Minister admits he has yet to visit department’s second HQ after five months in post
Ravi Chand appears before MPs today

By Jim Dunton

28 Mar 2023

A review of the civil service’s London property needs is anticipating a reduction of more than 25,000 staff in the capital over the next seven years, MPs have been told.

The figure suggests a cut in numbers significantly above that offered by the Places for Growth programme, which is looking to move 22,000 jobs out of London by the end of the decade.

According to the Cabinet Office’s latest figures, just over 11,000 roles have been shifted away from the capital as part of the drive, which launched in 2018. Despite the programme, which is connected to the government’s levelling-up agenda, headcount in the capital has continued to rise in recent years.

As of March last year, the civil service’s London headcount was 100,950 full-time equivalent staff according to the Cabinet Office’s own data, up from 98,000 the previous year. Several thousand job relocations conducted under the Places for Growth programme would have figured in the 2022 numbers.

At a Public Administration and Constitutional Affairs Committee session this morning, Cabinet Office director Ravi Chand told MPs that the latest thinking in the department was that London headcount would drop by more than a quarter from its current levels.

Chand – who is  director for Places for Growth – said the figure was part of the Cabinet Office’s work on its Plan for London, which is looking at the government’s future need for office space and reductions in its property portfolio.

“The numbers have gone up as a consequence of Brexit and the pandemic and we saw numbers rise, particularly in test and trace,” Chand said of the London headcount.

“More recent numbers have shown that actually it’s beginning to drop and we anticipate it dropping.

“My engagement with departments is showing that they are looking to reduce those numbers.

“We have a plan called the Plan for London, which I’m the SRO for.
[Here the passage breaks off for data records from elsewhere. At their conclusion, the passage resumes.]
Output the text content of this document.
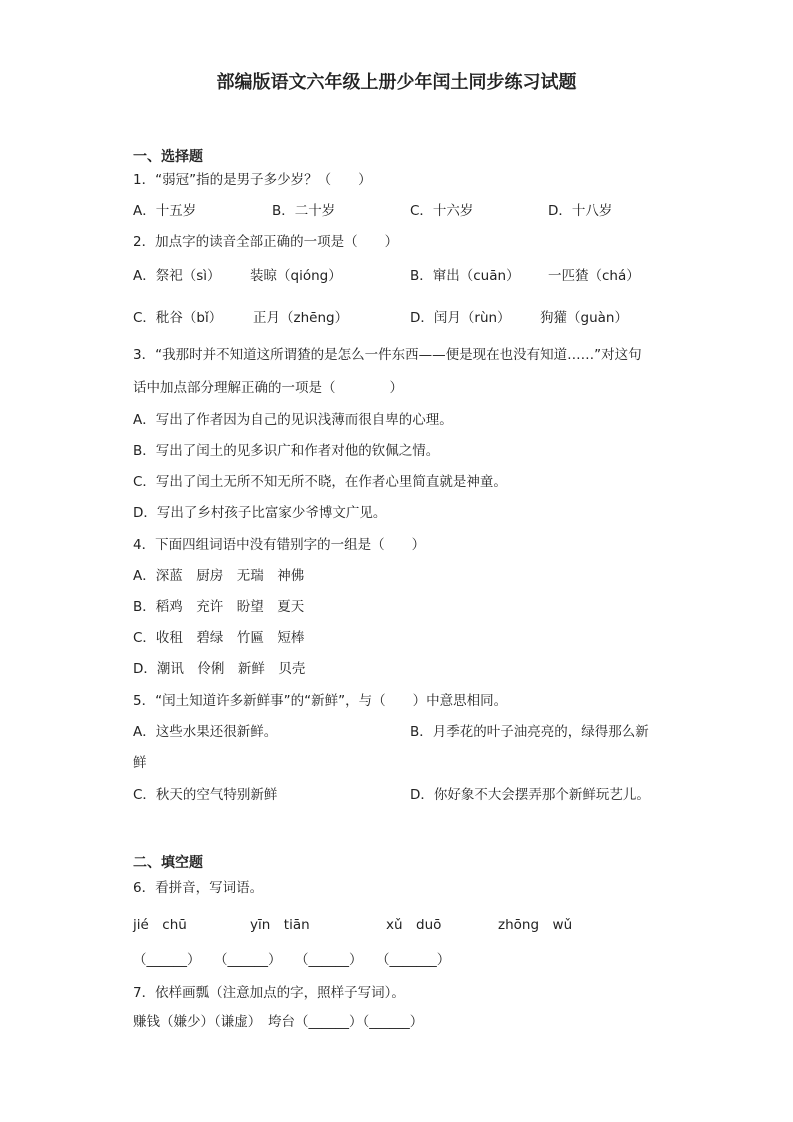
部编版语文六年级上册少年闰土同步练习试题
一、选择题
1．“弱冠”指的是男子多少岁？（　　）
A．十五岁	B．二十岁	C．十六岁	D．十八岁
2．加点字的读音全部正确的一项是（　　）
A．祭祀（sì） 装晾（qióng）	B．窜出（cuān） 一匹猹（chá）
C．秕谷（bǐ） 正月（zhēng）	D．闰月（rùn） 狗獾（guàn）
3．“我那时并不知道这所谓猹的是怎么一件东西——便是现在也没有知道……”对这句
话中加点部分理解正确的一项是（　　　　）
A．写出了作者因为自己的见识浅薄而很自卑的心理。
B．写出了闰土的见多识广和作者对他的钦佩之情。
C．写出了闰土无所不知无所不晓，在作者心里简直就是神童。
D．写出了乡村孩子比富家少爷博文广见。
4．下面四组词语中没有错别字的一组是（　　）
A．深蓝　厨房　无瑞　神佛
B．稻鸡　充许　盼望　夏天
C．收租　碧绿　竹匾　短棒
D．潮讯　伶俐　新鲜　贝壳
5．“闰土知道许多新鲜事”的“新鲜”，与（　　）中意思相同。
A．这些水果还很新鲜。	B．月季花的叶子油亮亮的，绿得那么新
鲜
C．秋天的空气特别新鲜	D．你好象不大会摆弄那个新鲜玩艺儿。
二、填空题
6．看拼音，写词语。
jié　chū	yīn　tiān	xǔ　duō	zhōng　wǔ
（______）　　（______）　　（______）　　（_______）
7．依样画瓢（注意加点的字，照样子写词）。
赚钱（嫌少）（谦虚）　垮台（______）（______）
That plan is looking towards, by 2030, getting London down to around 75,000 FTE from around about 100,000 FTE.”

Explaining why the London headcount rose despite jobs being relocated under Places for Growth, Chand told MPs that relocating civil service roles away from the capital was not incompatible with London headcount rising.

“There should be 22,000 real roles outside of London by 2030 that have not been reappointed to London,” he said.

“That doesn’t take into account other activities of growth that may take place that would lead to increases – for example the pandemic, where we had an increase which was unrelated to Places for Growth.”

Cabinet Office’s second HQ ‘too far from London’,  says minister

Today’s session also saw PACAC members grill Cabinet Office minister Alex Burghart over the lack of ministerial presence at the department’s new “second headquarters” in Glasgow.

The committee heard that over the past year there had been just six ministerial visits to the base.

Burghart, who was appointed as parliamentary secretary to the Cabinet Office on 27 October, admitted that he had yet to visit his department’s second HQ after five months in post.

“I would have gone up sooner, were it not for the fact that I’ve been taking the Procurement Bill through parliament, through the Commons, which has taken up a very great deal of my time,” he said.

Burghart said he was planning to visit the second headquarters in May.

“The practical challenges are fairly straightforward. It’s four and a half hours to Glasgow. If you fly, then there’s a carbon element involved in that,” he said.  “For me, as a minister, the limitation is mostly on time.”

Burghart contrasted the travelling time with getting to the government’s new 23 Stephenson Street hub in Birmingham. “You’re literally door to door in under two hours,” he said.

The minister said that while going to Birmingham for an in-person meeting was “doable”, the further away from London “the bigger the constraints are”.

“You can get to Manchester in just over two hours; you can get to Darlington in about two-and-a-half hours,” Burghart said. “Glasgow is obviously a little bit further, and so – with time constraints – is a little bit harder to spend more time in.”

He said the presence of ministers in the Cabinet Office’s Glasgow second HQ worked out to be about one visit in every eight weeks.

“If you then look at the other locations across the country which Cabinet Office ministers have worked at in the same time, you’re at really one visit a month,” he said.

Committee member Beth Winter said 2021’s Declaration on Government reform had pledged “regular ministerial presence” at departmental second HQs.

“That clearly hasn’t happened,” she said. “You’ve described infrequent visits, not actual presence.”

Burghart said that “about twice every parliamentary term” there was a ministerial presence in Glasgow. He added that Chancellor of the Duchy of Lancaster Oliver Dowden had recently spent “48 hours” in the city.

“If you’re asking whether it will ever be possible for ministers to go up to Glasgow every day, the answer is ‘probably not’ because of the nature of their work and their commitments in parliament,” he said. “But will they be there regularly? Absolutely.”

Burghart added that increasing civil service presence outside of London was also about investing in communities and “seeking the benefits of the expertise and the skills that exist” elsewhere.

“That is very apparently happening,” he said.